Data centers, especially those powering generative artificial intelligence and cryptocurrency mining, haven’t been the only energy suckers in recent years. The relocation of production of technology components and equipment, including semiconductors, hydrogen electrolysers and other factories created with incentives under the Inflation Control Act, is also straining U.S. energy grids. Utilities and regulators have significantly raised their forecasts for peak power demand in the coming decade.

NextEra Energy CEO John Ketchum told analysts on the company’s earnings call last month: “We’ve been in a period of static demand for decades, and it’s not just coming from data centers. It comes from separating from China, creating more domestic manufacturing around the industry, around chip manufacturing, the oil and gas industry continues to electrify.”

“We continue to see significant demand for electricity, even outside of data centers.”

Consulting firm Grid Strategies released a report earlier this year analyzing data from utility regulators’ findings.

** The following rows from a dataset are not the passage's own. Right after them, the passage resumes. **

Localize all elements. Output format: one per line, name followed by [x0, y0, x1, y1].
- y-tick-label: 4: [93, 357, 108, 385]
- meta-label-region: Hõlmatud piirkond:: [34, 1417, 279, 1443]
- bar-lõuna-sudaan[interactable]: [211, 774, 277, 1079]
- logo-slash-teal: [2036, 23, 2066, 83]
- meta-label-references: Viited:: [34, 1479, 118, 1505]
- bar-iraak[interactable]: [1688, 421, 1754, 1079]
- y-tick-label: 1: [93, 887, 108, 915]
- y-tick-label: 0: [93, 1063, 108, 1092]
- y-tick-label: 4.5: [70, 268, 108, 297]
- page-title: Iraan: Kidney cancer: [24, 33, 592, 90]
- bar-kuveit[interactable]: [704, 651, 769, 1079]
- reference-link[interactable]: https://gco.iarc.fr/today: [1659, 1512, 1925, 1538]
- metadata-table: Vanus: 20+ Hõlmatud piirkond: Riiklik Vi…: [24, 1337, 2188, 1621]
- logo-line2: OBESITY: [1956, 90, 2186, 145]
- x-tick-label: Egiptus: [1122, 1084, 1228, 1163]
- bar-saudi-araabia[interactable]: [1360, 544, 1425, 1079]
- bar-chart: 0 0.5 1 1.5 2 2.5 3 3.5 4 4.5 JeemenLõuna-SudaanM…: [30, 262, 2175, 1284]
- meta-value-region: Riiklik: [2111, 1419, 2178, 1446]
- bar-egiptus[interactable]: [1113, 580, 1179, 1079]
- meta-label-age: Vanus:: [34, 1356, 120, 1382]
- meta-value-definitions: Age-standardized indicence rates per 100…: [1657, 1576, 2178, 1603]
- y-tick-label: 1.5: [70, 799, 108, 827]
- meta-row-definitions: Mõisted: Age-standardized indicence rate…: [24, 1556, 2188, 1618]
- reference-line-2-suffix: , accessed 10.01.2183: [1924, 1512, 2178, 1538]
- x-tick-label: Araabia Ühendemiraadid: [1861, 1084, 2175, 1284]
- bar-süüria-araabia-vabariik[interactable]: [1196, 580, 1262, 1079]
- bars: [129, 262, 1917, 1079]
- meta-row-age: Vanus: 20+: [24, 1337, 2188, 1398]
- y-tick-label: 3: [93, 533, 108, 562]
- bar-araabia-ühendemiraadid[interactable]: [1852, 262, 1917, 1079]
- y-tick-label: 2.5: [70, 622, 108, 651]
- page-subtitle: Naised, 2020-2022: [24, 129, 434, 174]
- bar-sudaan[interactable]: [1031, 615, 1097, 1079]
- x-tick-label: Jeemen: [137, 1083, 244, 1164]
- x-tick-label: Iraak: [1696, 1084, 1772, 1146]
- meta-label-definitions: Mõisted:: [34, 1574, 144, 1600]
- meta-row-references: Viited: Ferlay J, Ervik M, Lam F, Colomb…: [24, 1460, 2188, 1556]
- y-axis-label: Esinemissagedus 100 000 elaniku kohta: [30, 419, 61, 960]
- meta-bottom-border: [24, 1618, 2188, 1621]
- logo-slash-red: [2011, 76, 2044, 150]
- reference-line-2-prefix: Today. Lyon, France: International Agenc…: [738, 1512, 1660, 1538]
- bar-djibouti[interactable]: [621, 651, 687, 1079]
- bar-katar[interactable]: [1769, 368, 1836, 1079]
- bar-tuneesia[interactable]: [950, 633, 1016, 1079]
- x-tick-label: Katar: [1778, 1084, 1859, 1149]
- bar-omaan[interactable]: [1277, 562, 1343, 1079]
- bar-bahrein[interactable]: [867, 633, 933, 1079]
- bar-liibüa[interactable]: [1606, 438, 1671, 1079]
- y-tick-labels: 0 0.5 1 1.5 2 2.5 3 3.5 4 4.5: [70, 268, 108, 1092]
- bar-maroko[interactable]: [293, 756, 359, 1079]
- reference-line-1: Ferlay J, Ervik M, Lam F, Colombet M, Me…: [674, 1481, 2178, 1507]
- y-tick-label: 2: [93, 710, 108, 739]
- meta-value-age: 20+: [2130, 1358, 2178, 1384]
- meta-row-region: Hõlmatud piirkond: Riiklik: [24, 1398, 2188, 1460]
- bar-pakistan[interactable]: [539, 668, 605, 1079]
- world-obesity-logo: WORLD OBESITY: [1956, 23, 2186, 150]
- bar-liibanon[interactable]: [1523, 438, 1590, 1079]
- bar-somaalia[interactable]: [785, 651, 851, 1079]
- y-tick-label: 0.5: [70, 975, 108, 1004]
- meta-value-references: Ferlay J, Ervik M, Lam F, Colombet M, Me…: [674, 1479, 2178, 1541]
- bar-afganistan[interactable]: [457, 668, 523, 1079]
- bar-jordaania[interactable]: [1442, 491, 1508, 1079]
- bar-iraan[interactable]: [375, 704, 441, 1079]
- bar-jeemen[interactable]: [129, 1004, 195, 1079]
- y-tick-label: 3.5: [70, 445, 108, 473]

The analysis found that network planners have almost doubled their five-year load growth forecast over the past year, with investment in new manufacturing, industrial and data center facilities being the main drivers.

“The U.S. power grid is not prepared for significant load growth,” the Grid Strategies report said, noting that recent “explosive growth in data centers and industrial development has resulted in a sudden, shocking increase in expectations for load growth over the next 5 years.”

A report last month by Goldman Sachs said energy demand in the U.S. is “likely to experience growth not seen in a generation.”

According to Goldman Sachs Research estimates, electricity demand in the US will grow by approximately 2.4% annually by 2030, of which approximately 0.9 percentage points will be related to data centers.

This compares with zero growth energy demand in the US in the decade to 2023

Goldman Sachs expects data centers to consume 8% of U.S. energy consumption by 2030, up from 3% in 2022. Data center power demand is expected to grow 160% by 2030 and will be driven by artificial intelligence, says the investment bank.

As a result, utilities could benefit because they would make more sales, but at the same time they would have to spend more to ensure demand is met.

“U.S. utilities will need to invest approximately $50 billion in new generation capacity just to operate data centers,” Goldman said.

There are risks to utility revenue growth because the industry is highly regulated and high capacity spending can lead to higher consumer bills, which could prompt regulators to clamp down on the sector and limit revenues.

“There is always a risk that this expansion will be very inflationary,” Jim Lydotes, deputy director of equities at Newton Investment Management, told the Journal.

“It will have to be tied to consumer bills.”